Benzimidazole derivatives have attracted significant attention due to their diverse pharmacological activities, including antimicrobial, anticancer, and antioxidant properties. This article reports the synthesis of two benzimidazole derivatives (2-(2-benzimidazolyl)phenol (3a) and 4-(1H-benzimidazol-2-yl)-2-methoxyphenol (3b)) via the condensation of o-phenylenediamine with aromatic aldehydes, their structural characterization using FT-IR, NMR, and HR-MS analyses, and the evaluation of their toxicity, antioxidant potential, and molecular interactions with NAD(P)H oxidase. Acute toxicity tests assessed in zebrafish reveals a concentration-dependent toxic effect. 3a lethal dose measured to kill 50 % of test fishes was 3.163 mg/L, and 1.88 mg/L for 3b Antioxidant activity was determined using the DPPH radical scavenging assay, with compound 3a demonstrating higher radical scavenging efficiency than 3b Molecular docking studies indicated that both compounds interact with NAD(P)H oxidase, with 3b showing a stronger binding affinity due to additional functional groups facilitating enhanced interactions, with H-bond interactions between 3a phenolic OH and Pro 696 and between benzimidazole NH and Asn 710, as well as H-bond interaction between 3b benzimidazole NH and Glu 482, and steric interactions between 3b O-ether and Tyr 481 and between aromatic ring and Ser 564. Molecular dynamics simulations confirmed that these interactions influenced enzyme flexibility, the 3b binding region exhibiting much greater flexibility than the ADP and 3a binding regions, what suggests a negative correlation between binding ability and rigidity, which may be associated with competitive interactions between residues within the enzyme itself and the binding of the 3b ligand.
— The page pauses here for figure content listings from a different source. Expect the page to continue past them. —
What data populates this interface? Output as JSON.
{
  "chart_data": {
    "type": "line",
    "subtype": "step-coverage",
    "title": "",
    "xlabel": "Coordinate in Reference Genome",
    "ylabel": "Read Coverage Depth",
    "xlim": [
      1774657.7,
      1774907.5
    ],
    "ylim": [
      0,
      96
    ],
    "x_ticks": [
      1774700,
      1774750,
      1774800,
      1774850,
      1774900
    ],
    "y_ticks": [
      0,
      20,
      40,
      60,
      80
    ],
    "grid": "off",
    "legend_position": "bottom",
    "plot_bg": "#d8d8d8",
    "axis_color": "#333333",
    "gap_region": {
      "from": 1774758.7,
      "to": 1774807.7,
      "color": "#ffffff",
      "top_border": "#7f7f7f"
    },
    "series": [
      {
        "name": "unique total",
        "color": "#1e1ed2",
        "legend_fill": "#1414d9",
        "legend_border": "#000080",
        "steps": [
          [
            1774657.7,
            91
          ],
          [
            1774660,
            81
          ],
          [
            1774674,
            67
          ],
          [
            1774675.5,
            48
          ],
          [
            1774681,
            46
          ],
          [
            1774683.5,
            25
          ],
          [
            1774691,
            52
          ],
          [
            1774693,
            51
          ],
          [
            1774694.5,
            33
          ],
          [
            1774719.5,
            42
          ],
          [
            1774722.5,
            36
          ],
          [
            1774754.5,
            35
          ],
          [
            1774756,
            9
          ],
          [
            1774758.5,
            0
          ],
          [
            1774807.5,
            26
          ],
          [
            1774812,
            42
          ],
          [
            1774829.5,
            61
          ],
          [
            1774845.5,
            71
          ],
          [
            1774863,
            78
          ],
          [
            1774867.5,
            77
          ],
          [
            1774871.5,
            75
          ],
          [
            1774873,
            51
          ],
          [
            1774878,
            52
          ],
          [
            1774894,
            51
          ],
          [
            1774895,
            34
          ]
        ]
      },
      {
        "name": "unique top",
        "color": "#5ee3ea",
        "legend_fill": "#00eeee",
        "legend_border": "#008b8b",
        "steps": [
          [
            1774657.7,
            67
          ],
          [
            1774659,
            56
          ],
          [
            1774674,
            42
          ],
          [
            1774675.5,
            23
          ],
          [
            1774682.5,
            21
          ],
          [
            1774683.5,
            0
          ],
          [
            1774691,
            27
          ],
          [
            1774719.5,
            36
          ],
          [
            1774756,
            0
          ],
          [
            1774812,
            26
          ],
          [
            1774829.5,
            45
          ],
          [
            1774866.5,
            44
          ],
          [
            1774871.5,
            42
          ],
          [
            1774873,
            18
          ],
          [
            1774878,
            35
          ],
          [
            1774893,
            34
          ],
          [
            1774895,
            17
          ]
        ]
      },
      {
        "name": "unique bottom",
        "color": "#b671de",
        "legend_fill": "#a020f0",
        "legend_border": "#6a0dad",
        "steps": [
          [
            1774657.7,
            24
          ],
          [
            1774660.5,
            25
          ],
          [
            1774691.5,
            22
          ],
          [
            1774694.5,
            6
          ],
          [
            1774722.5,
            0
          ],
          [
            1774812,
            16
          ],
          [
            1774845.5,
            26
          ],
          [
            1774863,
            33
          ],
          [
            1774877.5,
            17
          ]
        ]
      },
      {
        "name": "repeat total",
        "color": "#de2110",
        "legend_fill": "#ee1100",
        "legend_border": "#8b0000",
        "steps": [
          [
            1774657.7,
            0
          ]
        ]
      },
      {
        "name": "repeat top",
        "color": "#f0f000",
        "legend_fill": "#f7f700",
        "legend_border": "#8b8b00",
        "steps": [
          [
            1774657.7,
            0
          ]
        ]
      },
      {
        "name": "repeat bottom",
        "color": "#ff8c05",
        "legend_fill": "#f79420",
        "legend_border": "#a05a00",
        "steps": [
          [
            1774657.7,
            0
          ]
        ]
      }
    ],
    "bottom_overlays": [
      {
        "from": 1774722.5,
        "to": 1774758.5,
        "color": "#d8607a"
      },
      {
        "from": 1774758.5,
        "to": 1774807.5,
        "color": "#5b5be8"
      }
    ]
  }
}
Density functional theory (DFT) calculations provided insight into the antioxidant mechanisms, suggesting that 3b predominantly follows a hydrogen atom transfer (HAT) mechanism, whereas 3a exhibits a stronger electron-donating ability. These findings contribute to the understanding of benzimidazole-based antioxidants and highlight the need for further investigations to optimize their bioactivity and minimize toxicity for potential therapeutic applications.